In our last session, Malvika Jaganmohan, family barrister, spoke of her suicide attempt two years ago and called for greater openness around mental health and wellbeing within the Bar. The pandemic has placed never before seen strain on lawyers forced to practise from their own homes, while juggling domestic demands and childcare responsibilities. As a junior barrister, Malvika also spoke of her workload disappearing because of the pandemic, saying that between 23 March and 1 June 2020 she had five hearings in total, having previously been in court four or five times a week. She added that ‘at legal aid rates, this simply isn’t sustainable’. She noted that she lives with her parents and has received significant financial support. Without that backing, it would be enormously difficult to have survived financially through the pandemic. Other witnesses noted that measures put in place by the government have been inadequate to support large numbers of the profession through this most difficult of years. A number have reported re-thinking their career path in light of this.
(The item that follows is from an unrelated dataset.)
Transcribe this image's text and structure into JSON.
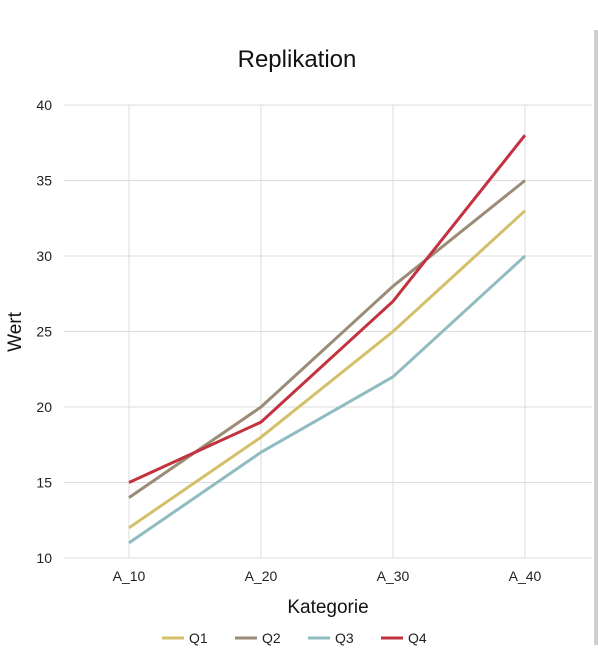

I mentioned a love letter, however, and that is what we’ve seen over and over again. The evidence given by our witnesses has been detailed and incredibly moving. Legal aid work is often complex, urgent, emotionally draining. More than anything, it is socially vital. The rule of law is not something that we can have for free. It is a choice that we make as a society: either we decide to enshrine these values or we don’t. If we decide that we do, there is a cost. It is a small cost comparatively and it is a cost more than worth paying. We need good, compassionate people; not just today but coming through the system into the future. And we need to fix the system for them so that they can carry on with this work, because society needs it.

Our next session on 28 January will focus on the experiences of those practising at the publicly funded Bar. Confirmed speakers include Prof Jo Delahunty QC, Marina Sergides, Michael Etienne, Dr S Chelvan, Natasha Shotunde, David Lammy MP and Adam Wagner.